Asylreform-Umsetzung: Sachsen eröffnet Migrationszentrum

08.07.2026 17:04

Wer bereits in einem anderen EU-Staat Asyl beantragt hat, muss
dorthin zurück - dieses Prinzip will Sachsen mit einem
Sekundärmigrationszentrum umsetzen. Was steckt dahinter?

Dresden (dpa/sn) - Sachsen hat ein sogenanntes
Sekundärmigrationszentrum eröffnet. Dort sollen Asylbewerber
untergebracht werden, deren Verfahren in einem anderen EU-Staat liegt
oder die dorthin zurückkehren sollen. Die Einrichtung in Dresden ist
Teil der Umsetzung des neuen Gemeinsamen Europäischen Asylsystems
(Geas). Was bedeutet das konkret? Die wichtigsten Fragen und
Antworten im Überblick.

Wer wird in der neuen Einrichtung untergebracht?

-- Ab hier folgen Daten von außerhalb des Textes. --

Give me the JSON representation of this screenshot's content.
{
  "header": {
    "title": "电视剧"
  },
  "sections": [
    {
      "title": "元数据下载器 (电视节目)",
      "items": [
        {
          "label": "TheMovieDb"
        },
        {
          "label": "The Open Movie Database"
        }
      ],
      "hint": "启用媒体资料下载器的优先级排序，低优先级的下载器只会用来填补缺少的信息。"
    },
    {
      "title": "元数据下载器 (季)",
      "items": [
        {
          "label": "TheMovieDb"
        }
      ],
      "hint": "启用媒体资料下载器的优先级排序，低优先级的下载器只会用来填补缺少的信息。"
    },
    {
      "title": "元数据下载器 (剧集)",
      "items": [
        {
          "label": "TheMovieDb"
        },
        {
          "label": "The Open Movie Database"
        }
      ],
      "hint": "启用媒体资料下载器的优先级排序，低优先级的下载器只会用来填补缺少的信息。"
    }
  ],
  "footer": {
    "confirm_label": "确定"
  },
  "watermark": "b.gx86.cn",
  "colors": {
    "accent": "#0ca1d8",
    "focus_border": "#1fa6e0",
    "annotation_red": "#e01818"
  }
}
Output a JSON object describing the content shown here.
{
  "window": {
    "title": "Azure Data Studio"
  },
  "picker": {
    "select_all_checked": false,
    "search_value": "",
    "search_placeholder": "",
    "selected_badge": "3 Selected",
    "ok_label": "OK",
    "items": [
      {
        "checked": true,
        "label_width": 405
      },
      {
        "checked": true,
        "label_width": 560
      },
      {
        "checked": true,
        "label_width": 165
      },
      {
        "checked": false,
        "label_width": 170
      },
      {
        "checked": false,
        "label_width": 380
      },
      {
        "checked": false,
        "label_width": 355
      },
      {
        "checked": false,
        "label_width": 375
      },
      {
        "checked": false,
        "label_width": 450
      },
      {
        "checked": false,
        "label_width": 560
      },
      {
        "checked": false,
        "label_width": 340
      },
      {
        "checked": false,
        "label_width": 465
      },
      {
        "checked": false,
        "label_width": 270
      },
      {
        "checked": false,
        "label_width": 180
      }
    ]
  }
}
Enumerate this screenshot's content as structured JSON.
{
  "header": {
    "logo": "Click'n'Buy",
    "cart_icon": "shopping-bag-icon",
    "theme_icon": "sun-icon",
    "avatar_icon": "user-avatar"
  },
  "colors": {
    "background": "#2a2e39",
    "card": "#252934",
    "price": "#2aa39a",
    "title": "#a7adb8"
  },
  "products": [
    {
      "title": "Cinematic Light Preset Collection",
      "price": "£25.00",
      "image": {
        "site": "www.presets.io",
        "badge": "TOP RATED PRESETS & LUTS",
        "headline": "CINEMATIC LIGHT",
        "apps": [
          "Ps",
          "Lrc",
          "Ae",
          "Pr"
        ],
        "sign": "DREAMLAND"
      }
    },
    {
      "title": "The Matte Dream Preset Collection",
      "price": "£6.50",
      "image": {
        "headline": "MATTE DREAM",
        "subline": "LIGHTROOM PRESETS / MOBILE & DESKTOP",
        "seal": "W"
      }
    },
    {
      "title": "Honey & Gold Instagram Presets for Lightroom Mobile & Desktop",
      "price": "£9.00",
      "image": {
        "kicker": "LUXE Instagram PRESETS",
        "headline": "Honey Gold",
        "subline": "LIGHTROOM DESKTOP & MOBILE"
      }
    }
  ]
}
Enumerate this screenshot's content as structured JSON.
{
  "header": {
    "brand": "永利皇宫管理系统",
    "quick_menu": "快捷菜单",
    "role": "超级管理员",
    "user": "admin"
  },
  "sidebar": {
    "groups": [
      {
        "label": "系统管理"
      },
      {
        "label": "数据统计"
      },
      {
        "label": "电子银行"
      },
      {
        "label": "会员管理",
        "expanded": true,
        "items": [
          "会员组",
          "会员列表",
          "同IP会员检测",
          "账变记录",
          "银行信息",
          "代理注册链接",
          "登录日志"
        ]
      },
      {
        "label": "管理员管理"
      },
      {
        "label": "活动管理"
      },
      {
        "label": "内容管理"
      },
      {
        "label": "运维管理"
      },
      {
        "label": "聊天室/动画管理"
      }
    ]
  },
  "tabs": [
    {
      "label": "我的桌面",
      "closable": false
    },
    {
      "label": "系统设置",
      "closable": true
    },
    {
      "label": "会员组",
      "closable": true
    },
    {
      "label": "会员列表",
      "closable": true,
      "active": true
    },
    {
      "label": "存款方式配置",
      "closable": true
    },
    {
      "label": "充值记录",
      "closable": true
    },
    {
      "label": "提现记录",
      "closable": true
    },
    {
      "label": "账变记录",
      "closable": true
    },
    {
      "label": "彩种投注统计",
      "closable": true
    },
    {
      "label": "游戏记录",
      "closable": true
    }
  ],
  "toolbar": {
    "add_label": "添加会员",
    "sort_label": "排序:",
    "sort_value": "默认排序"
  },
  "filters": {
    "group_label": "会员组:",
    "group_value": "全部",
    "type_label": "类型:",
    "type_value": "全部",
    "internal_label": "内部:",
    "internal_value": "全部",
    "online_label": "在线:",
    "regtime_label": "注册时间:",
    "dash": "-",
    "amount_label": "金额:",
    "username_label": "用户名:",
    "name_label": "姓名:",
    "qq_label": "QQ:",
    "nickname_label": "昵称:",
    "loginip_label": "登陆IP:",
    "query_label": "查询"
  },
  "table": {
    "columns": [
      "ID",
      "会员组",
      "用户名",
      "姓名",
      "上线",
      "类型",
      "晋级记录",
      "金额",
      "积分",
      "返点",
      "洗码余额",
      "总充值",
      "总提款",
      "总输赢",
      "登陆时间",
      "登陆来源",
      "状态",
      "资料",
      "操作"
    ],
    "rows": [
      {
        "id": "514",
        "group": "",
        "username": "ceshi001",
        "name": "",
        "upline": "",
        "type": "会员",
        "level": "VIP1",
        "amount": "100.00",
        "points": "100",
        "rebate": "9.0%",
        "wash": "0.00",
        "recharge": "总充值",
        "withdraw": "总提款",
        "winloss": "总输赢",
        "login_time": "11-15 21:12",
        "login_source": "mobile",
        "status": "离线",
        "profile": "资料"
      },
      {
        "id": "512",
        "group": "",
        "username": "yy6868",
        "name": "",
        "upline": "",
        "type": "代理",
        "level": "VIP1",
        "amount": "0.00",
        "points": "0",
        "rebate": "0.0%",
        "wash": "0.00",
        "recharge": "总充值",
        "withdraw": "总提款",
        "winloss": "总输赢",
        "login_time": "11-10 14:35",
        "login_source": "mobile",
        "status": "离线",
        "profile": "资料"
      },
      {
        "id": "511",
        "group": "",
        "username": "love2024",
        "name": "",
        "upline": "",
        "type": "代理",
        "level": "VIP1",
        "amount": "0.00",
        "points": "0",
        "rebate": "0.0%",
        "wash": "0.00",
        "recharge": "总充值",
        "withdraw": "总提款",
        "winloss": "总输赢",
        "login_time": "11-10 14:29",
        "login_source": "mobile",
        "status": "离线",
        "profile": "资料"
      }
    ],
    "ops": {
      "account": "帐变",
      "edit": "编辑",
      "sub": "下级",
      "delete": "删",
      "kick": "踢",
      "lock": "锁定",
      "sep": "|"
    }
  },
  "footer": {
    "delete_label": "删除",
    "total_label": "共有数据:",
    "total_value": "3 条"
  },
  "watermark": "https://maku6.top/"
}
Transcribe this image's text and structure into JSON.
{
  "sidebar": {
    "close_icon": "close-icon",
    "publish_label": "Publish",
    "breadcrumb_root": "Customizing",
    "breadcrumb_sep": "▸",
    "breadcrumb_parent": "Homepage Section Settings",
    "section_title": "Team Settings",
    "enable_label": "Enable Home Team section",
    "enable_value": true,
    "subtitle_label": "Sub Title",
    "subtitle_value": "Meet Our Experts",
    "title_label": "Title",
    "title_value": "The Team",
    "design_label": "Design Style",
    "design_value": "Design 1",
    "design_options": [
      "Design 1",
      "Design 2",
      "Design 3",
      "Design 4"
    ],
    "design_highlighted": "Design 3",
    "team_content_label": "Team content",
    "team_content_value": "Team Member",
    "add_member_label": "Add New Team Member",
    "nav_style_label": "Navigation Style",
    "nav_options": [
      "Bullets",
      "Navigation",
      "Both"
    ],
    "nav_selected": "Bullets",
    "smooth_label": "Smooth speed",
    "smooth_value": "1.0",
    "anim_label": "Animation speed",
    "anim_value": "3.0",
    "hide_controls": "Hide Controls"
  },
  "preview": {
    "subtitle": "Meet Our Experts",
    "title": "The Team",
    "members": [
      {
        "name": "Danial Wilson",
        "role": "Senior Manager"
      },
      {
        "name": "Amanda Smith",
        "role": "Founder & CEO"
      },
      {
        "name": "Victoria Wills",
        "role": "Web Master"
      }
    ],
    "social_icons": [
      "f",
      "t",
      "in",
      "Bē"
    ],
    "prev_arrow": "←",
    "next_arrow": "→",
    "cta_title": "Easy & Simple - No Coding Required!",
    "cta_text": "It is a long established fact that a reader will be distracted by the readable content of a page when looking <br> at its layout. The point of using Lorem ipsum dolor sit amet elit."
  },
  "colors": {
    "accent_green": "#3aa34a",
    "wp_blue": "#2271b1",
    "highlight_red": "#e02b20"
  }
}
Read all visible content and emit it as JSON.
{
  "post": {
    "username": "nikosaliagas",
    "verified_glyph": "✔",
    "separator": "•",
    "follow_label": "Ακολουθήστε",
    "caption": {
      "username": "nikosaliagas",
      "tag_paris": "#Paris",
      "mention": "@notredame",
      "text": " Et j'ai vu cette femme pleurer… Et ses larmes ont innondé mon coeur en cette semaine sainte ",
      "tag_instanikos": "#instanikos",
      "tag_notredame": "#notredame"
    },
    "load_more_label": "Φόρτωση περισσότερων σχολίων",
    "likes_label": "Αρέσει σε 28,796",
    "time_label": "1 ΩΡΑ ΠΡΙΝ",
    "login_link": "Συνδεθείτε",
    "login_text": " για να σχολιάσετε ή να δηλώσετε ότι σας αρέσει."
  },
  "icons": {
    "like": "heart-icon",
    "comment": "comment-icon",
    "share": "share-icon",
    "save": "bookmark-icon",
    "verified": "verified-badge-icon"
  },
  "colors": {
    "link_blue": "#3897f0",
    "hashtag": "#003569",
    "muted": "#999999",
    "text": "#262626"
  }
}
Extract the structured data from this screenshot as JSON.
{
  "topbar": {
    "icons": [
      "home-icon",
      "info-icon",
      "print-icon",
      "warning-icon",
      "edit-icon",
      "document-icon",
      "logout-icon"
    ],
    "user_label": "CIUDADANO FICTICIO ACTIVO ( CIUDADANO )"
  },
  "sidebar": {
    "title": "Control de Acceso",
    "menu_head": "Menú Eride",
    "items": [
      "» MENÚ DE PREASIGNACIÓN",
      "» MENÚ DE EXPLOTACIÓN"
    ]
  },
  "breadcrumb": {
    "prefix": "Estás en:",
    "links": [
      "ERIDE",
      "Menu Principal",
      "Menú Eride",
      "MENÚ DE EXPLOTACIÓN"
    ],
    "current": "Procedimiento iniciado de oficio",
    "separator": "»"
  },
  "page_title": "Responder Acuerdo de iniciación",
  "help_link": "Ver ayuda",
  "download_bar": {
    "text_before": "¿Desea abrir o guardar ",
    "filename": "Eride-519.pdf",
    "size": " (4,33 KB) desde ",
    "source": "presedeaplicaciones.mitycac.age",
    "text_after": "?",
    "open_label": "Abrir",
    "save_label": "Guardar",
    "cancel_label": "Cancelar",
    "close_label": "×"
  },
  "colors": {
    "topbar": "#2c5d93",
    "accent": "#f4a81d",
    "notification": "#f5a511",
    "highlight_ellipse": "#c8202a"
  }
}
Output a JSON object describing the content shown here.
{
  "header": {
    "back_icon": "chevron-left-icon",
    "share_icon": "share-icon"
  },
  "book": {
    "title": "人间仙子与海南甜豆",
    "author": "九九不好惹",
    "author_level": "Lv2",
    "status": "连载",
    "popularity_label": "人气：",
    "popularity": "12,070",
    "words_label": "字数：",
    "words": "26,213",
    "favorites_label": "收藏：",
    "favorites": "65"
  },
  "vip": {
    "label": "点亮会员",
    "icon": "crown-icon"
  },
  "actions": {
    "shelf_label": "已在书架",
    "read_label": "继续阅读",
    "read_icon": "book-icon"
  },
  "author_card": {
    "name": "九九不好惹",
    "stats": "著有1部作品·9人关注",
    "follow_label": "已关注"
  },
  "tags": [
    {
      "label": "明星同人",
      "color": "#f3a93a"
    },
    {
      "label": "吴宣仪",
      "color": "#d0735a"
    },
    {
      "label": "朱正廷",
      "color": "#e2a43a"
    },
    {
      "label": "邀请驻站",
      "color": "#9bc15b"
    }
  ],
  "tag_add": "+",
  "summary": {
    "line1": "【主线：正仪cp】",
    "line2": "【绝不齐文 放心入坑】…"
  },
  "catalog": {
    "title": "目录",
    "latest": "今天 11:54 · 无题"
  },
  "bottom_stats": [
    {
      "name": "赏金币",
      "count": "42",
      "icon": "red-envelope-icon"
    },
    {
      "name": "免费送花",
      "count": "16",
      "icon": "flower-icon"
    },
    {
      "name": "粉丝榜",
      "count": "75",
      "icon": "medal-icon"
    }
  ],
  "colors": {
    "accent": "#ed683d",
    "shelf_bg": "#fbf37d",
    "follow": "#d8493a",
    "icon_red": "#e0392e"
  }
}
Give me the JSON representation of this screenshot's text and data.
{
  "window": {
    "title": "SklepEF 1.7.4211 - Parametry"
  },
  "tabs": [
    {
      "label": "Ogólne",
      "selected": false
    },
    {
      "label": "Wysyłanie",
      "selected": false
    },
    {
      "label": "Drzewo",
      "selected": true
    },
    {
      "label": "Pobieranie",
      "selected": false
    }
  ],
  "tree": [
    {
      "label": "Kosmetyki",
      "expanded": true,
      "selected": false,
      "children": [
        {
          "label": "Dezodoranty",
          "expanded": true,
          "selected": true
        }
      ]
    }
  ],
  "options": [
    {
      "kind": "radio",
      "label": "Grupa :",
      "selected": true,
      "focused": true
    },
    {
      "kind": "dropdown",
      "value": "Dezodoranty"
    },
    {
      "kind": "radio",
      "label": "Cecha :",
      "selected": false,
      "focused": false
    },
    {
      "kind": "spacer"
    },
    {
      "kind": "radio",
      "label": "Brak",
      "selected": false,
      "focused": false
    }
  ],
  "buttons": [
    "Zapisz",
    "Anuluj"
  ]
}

Grundsätzlich muss der erste EU-Staat, in dem ein Antragsteller
registriert wird, das Verfahren führen - das regelt die
Dublin-III-Verordnung. In das neue Zentrum in Dresden überstellt das
Bundesamt für Migration und Flüchtlinge künftig Menschen, die sich
nicht an diese Regelung gehalten haben und nach ihrer Ankunft in
einem EU-Staat nach Deutschland weitergereist sind. Das können auch
Menschen sein, deren Asylantrag bereits abgelehnt wurde oder die
bereits als Schutzberechtigte in einem anderen Mitgliedstaat
anerkannt wurden. Für die Abschiebung ist dann der EU-Staat
zuständig, in dem das Verfahren lief.

Der Fokus soll auf der Überzeugung zu freiwilligen Ausreisen statt
Abschiebungen liegen. «Das ist menschlicher und es funktioniert auch
vom Verfahren her besser», sagte Béla Bélafi, Präsident der
Landesdirektion. 

Die Einrichtung ist seit 1. Juli am Standort des bisherigen
Landesausreisezentrums in Dresden in Betrieb, allerdings wohnt dort
noch niemand nach den neuen Regelungen. Alleinreisende, unbegleitete
Kinder und Jugendliche werden nicht in dem Zentrum untergebracht. Für
ihre Betreuung sind nach wie vor die Jugendämter zuständig. 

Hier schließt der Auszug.